Results: The ACC tumour microenvironment was relatively devoid of immune cells compared to NAG, emphasising that ACC is an immunological cold tumour. The integrated analysis revealed the presence of 7 subpopulations of cortical-derived cells in ACC. Among these, ACC recurrence and metastasis were highly represented by a cell population overexpressing IGF2, DLK1, and the translationally controlled tumour protein TPT1, and significant enrichment of ribosomal biogenesis and proliferation-associated signalling pathways.

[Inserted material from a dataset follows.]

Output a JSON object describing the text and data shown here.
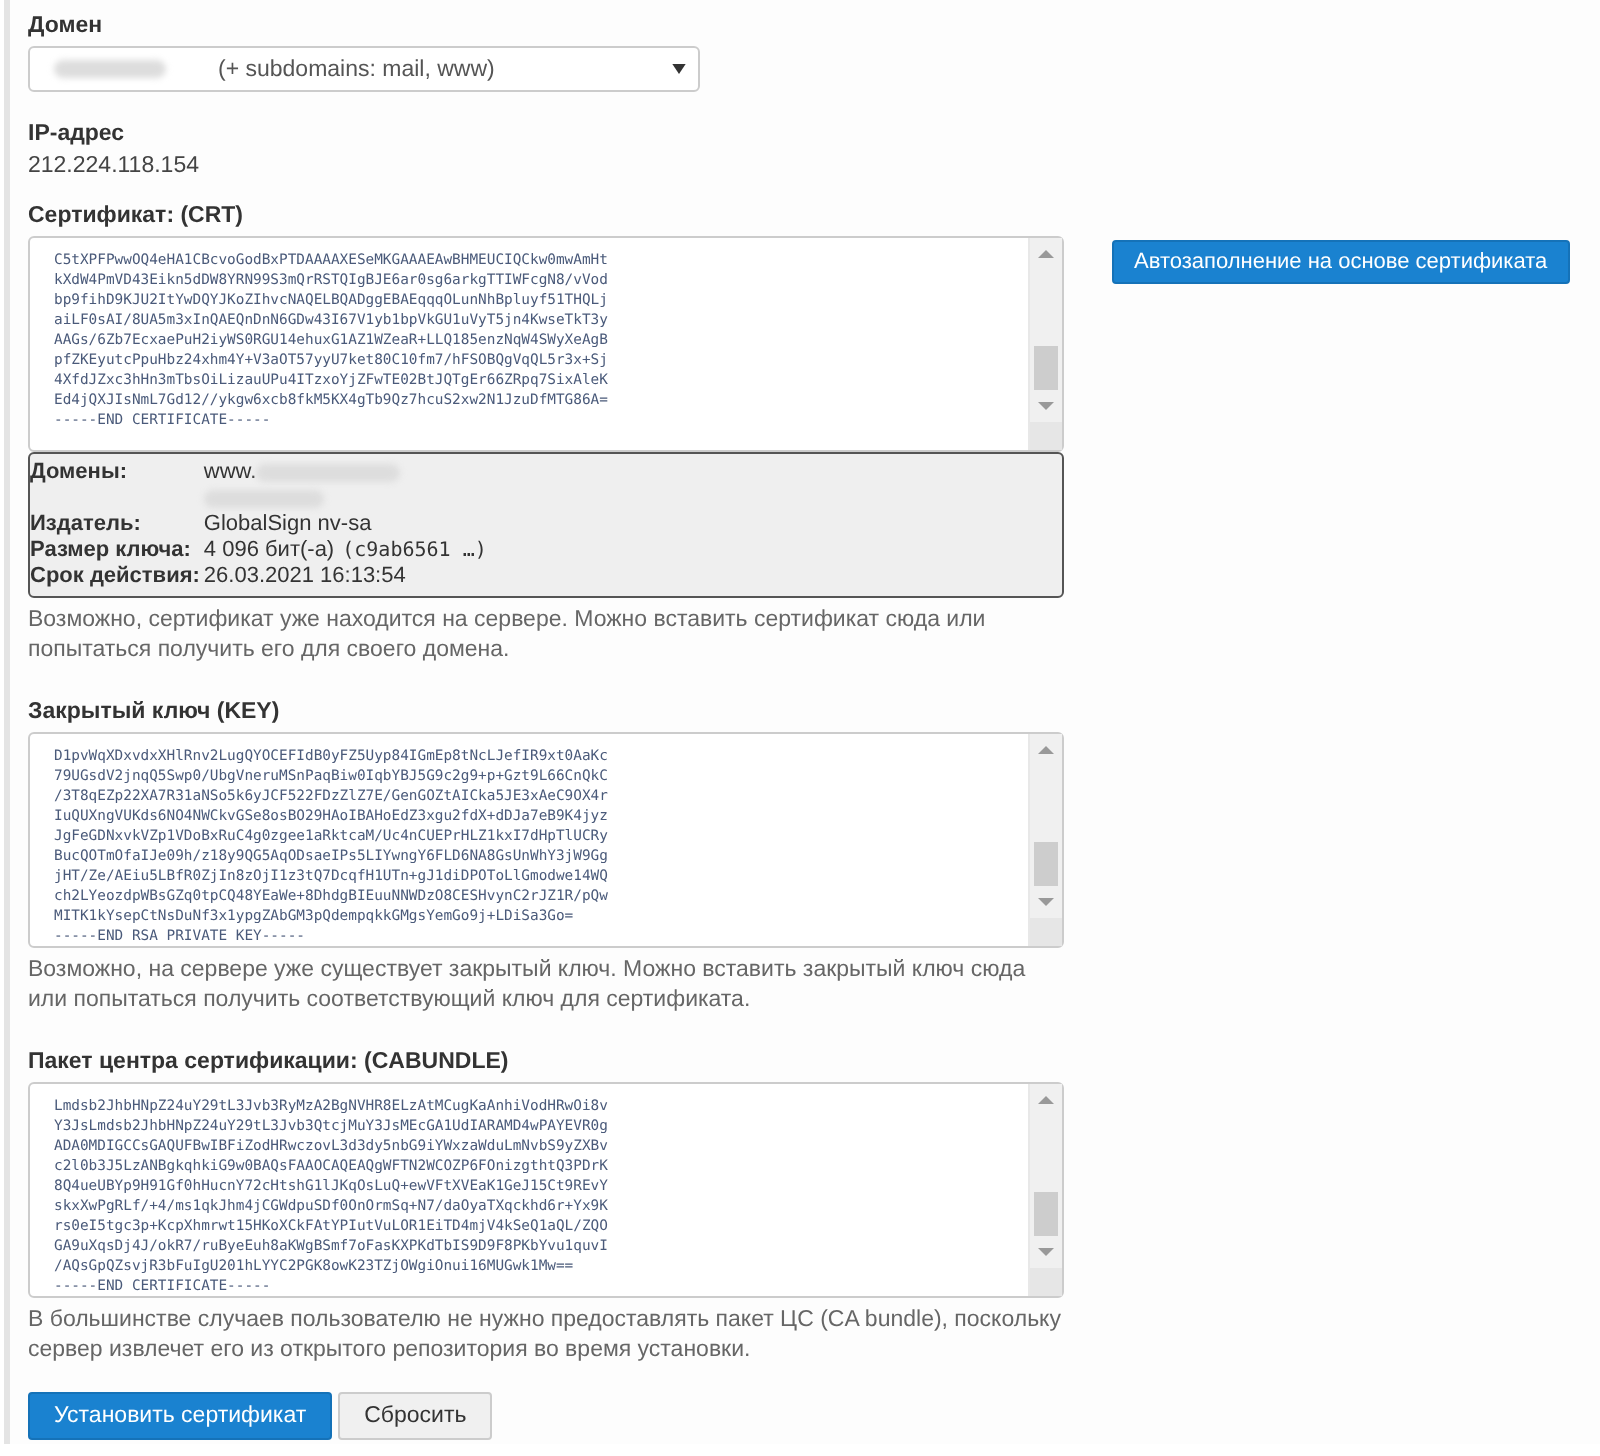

A second major subpopulation, enriched within primary ACC samples, displayed a transcriptional signature of increased cholesterol homeostasis and steroid synthesis similar to that observed in our cortisol-producing ACA. The intra-tumour differential gene expression analysis revealed that a decrease in expression of steroid hormone production genes, an upregulated cellular proliferation, an increased expression of IGF2, DLK1, TPT1 as well as the silencing of MEG3 and MEG8 are distinguishing ACC from NAG/ACA cells. Cortical cells statistically indistinguishable from NAG made up the remaining bulk of the ACC cell population, while smaller subpopulations were highly enriched with cell cycle genes or characterized by ACSM3, KRTCAP2 or ZNF331.
Conclusion: Our analyses represent the first molecular characterization of ACC at single-nuclei level, allowing the investigation of the molecular heterogeneity of ACC. The transcriptomic signatures showed the presence of 7 different subpopulations, including a specific cell population overexpressing IGF2, DLK1 and TPT1 associated to recurrent and metastatic ACC.